In Japan, both Armstrong and Judd had been awarded the Order of the Rising Sun during a ceremony in which Kalākaua was presented with the Order of the Chrysanthemum.

==Post world tour life==

Upon their return, he resumed the position of Attorney General and held it until May 1882. Concurrently in that year, Armstrong held the positions of president of the Board of Immigration, president of the Board of Health, and Commissioner of Crown Lands. He was Chairman of the Labor Commission in 1894-1885.

In 1885 he returned to tend to the family oyster farming business in Virginia, helping organize the Oyster Convention in Hampton to convince the state legislature to allow privatization of oyster beds. He later served as a commissioner of the Massachusetts Supreme Court.

From 1897 through 1899, he was editor of the Honolulu daily newspaper The Pacific Commercial Advertiser. After returning to the mainland, he continued his reporting for the newspaper.

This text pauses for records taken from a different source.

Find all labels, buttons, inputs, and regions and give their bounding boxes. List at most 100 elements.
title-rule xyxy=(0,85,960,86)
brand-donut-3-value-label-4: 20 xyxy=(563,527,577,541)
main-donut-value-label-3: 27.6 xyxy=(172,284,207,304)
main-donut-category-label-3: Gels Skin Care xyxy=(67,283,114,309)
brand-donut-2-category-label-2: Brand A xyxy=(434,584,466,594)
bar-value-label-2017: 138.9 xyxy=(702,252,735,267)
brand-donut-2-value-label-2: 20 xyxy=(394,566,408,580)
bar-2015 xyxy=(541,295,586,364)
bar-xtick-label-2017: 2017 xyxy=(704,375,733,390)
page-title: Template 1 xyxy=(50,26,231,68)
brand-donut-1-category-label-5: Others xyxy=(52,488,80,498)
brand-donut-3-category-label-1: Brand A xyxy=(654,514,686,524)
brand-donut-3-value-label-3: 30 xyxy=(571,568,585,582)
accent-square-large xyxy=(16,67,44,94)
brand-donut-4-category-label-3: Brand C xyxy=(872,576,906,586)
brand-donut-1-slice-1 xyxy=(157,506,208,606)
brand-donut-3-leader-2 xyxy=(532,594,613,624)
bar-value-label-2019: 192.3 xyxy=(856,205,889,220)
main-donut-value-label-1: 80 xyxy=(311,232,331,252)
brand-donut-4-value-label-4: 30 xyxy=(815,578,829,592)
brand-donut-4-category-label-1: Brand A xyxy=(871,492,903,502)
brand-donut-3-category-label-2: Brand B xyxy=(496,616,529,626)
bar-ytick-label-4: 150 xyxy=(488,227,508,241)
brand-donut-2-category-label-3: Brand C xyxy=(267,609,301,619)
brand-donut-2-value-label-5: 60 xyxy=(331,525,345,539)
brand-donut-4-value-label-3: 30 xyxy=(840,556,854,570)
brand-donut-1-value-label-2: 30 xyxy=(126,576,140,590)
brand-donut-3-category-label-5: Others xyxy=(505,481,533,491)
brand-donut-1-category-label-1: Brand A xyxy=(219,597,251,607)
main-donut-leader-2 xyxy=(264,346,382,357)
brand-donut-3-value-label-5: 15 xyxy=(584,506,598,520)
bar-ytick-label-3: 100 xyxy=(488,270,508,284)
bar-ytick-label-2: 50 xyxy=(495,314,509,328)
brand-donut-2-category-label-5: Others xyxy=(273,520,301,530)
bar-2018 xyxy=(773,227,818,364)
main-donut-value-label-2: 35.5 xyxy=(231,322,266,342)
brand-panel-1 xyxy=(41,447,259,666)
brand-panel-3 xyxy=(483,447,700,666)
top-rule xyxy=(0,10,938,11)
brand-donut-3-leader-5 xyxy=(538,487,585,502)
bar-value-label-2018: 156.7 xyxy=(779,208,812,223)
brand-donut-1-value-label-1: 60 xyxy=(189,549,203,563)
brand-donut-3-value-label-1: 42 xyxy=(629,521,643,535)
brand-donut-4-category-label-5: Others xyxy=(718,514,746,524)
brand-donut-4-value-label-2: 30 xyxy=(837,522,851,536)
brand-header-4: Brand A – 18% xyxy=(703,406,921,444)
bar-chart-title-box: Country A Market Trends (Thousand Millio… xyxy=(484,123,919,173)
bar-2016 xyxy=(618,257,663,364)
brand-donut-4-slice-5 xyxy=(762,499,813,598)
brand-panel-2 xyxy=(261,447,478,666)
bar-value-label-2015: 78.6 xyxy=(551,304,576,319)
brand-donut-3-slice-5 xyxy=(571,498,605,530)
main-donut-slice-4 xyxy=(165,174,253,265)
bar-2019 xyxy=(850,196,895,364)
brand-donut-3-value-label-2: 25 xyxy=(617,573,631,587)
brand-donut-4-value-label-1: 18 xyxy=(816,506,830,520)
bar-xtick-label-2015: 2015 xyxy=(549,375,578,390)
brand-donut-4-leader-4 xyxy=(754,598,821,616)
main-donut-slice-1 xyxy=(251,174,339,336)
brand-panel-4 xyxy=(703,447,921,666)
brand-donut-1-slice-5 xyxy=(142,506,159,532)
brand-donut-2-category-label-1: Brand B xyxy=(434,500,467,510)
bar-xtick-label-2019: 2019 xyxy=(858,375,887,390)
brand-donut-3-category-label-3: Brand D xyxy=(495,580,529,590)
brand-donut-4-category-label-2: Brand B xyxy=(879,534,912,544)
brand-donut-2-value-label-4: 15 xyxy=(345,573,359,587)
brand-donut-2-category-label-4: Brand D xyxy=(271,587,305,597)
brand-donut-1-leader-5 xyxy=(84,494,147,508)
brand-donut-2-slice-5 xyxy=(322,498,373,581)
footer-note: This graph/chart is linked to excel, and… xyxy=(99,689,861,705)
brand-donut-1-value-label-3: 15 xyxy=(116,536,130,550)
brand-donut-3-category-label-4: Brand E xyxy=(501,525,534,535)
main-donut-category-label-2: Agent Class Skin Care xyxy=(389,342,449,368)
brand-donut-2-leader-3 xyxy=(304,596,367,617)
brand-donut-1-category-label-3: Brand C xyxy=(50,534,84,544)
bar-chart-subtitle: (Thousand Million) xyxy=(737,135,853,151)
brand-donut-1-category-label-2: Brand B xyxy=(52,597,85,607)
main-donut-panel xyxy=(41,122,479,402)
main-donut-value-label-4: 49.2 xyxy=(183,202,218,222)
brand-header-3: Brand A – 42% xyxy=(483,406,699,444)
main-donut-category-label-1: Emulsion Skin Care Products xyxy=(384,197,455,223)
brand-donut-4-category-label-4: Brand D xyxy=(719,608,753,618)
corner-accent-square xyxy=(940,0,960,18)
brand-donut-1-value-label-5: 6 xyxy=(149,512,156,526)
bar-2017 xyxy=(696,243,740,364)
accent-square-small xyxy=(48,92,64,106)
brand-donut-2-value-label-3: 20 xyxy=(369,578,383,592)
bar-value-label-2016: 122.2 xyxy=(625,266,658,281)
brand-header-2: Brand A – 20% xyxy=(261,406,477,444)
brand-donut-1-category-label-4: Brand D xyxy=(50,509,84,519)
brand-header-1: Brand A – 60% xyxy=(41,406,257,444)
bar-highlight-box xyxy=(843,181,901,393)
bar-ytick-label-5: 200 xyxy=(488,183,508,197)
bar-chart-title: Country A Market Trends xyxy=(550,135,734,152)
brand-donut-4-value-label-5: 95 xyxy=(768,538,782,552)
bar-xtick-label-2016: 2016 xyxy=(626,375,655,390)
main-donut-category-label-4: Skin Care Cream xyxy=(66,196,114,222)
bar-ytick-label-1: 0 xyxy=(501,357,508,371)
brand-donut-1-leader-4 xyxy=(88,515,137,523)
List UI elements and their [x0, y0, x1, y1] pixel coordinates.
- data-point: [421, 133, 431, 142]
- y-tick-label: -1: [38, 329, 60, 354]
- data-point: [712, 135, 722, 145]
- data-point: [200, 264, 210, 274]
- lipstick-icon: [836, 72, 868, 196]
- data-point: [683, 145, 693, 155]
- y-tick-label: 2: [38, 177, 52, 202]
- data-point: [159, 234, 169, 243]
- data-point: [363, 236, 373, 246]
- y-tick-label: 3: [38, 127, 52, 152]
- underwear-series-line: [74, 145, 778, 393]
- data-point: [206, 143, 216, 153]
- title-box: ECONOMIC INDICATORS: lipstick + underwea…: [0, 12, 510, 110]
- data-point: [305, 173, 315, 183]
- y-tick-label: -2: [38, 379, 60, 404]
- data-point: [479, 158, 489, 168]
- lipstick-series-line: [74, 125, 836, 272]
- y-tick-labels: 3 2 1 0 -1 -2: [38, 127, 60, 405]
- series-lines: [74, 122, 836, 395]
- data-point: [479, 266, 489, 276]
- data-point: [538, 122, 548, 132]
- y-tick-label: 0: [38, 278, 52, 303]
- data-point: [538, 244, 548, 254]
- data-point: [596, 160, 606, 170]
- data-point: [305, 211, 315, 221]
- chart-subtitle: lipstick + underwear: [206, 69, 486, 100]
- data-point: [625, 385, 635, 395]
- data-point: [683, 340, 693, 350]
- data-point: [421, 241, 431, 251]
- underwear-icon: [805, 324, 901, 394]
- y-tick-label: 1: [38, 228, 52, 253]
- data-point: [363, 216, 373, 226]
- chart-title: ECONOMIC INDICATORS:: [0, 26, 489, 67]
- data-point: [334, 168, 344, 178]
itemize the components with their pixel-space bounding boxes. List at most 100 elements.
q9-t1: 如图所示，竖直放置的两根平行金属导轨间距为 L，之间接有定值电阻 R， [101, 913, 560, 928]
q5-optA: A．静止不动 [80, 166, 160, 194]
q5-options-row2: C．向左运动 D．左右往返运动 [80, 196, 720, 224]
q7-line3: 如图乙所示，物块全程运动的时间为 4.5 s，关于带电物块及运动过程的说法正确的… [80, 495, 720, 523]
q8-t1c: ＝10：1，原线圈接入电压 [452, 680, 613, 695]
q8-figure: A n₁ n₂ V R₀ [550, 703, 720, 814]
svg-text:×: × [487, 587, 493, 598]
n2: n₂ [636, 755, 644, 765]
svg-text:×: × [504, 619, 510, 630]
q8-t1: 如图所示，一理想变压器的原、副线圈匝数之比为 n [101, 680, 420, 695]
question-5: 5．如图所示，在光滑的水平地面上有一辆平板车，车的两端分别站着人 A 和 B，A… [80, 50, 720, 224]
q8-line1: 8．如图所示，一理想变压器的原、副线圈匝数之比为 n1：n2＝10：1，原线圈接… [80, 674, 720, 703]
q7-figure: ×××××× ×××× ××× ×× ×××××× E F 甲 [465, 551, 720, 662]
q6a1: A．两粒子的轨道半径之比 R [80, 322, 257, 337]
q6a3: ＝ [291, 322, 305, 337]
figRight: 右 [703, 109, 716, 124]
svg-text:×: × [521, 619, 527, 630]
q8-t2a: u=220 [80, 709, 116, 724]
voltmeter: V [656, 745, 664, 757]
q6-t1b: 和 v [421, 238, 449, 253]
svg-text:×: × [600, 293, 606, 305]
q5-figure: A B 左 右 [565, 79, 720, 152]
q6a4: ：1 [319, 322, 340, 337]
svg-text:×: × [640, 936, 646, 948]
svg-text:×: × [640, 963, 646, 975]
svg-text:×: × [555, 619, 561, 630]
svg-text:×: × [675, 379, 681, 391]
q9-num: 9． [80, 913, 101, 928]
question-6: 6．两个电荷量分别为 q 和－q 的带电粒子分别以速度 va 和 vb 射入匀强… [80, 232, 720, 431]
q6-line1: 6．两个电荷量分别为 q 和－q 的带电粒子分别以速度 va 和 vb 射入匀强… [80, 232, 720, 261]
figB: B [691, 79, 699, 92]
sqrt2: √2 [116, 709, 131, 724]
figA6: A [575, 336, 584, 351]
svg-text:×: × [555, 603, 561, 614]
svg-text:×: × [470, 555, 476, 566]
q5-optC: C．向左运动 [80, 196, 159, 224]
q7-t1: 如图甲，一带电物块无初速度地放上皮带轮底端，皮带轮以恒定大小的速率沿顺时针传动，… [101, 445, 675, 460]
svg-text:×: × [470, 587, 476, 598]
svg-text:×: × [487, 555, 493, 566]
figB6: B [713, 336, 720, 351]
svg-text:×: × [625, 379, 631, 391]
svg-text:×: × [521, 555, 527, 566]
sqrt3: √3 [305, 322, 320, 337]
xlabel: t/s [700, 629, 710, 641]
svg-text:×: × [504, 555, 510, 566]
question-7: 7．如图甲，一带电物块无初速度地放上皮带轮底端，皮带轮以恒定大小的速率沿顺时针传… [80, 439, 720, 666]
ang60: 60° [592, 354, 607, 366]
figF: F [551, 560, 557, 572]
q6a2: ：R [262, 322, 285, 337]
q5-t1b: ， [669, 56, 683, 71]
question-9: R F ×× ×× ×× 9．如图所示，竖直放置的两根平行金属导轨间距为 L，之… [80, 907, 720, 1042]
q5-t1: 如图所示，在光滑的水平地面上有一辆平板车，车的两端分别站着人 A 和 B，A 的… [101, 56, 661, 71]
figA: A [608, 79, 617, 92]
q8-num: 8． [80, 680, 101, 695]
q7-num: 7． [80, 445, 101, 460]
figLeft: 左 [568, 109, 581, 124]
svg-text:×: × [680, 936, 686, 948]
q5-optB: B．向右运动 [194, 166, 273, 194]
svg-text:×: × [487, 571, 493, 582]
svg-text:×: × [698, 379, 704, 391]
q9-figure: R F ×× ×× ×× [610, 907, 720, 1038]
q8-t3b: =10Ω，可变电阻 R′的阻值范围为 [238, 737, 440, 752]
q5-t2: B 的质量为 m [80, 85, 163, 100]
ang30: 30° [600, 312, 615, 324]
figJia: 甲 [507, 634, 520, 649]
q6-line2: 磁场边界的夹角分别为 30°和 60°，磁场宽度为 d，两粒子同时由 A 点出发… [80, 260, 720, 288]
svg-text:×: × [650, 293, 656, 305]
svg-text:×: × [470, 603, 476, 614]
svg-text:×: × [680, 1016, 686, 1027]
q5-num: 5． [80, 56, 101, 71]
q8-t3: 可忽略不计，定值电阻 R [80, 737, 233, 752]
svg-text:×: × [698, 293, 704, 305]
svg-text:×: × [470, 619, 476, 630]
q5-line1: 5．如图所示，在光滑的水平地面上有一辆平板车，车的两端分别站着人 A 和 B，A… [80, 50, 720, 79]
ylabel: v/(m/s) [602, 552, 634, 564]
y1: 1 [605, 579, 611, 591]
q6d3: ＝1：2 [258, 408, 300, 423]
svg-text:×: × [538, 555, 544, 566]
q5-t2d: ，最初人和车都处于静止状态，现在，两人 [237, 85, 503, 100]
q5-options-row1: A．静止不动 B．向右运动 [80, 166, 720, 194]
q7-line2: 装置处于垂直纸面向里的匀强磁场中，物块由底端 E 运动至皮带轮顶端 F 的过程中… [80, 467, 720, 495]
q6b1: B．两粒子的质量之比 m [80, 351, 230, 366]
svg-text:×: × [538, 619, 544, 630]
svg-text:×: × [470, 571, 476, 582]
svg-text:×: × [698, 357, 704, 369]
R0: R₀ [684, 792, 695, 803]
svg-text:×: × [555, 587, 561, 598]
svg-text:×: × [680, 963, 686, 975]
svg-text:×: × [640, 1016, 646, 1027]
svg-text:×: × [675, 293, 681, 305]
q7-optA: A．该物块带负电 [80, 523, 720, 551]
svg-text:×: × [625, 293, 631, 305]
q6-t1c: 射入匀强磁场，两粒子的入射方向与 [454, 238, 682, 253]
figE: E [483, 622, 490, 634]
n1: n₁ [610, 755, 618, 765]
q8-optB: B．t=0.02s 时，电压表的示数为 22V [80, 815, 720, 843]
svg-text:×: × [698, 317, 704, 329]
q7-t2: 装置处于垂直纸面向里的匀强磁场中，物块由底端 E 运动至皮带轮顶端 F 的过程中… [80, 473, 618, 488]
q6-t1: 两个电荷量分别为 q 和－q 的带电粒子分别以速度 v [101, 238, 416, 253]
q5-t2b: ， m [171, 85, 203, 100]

The detailed journal he had kept of the world trip with Kalākaua was published as Around the World with a King in 1904, the year before Armstrong died. This publication has been criticized for errors, inconsistencies and Armstrong's satirical writing style.

== Personal life ==
He wed Mary Frances Morgan on April 10, 1867. She predeceased him in 1903. The couple maintained a home in Virginia, and were the parents of a daughter Dorothy, and three sons, Matthew, Richard and Kalani.

Armstrong had been suffering from liver disease for a few years, and succumbed to catarrh at Garfield Hospital in Washington D. C. on October 15, 1905. He was cremated, and his ashes were returned to Hawaii and buried along with his parents at Kawaiahaʻo Church cemetery.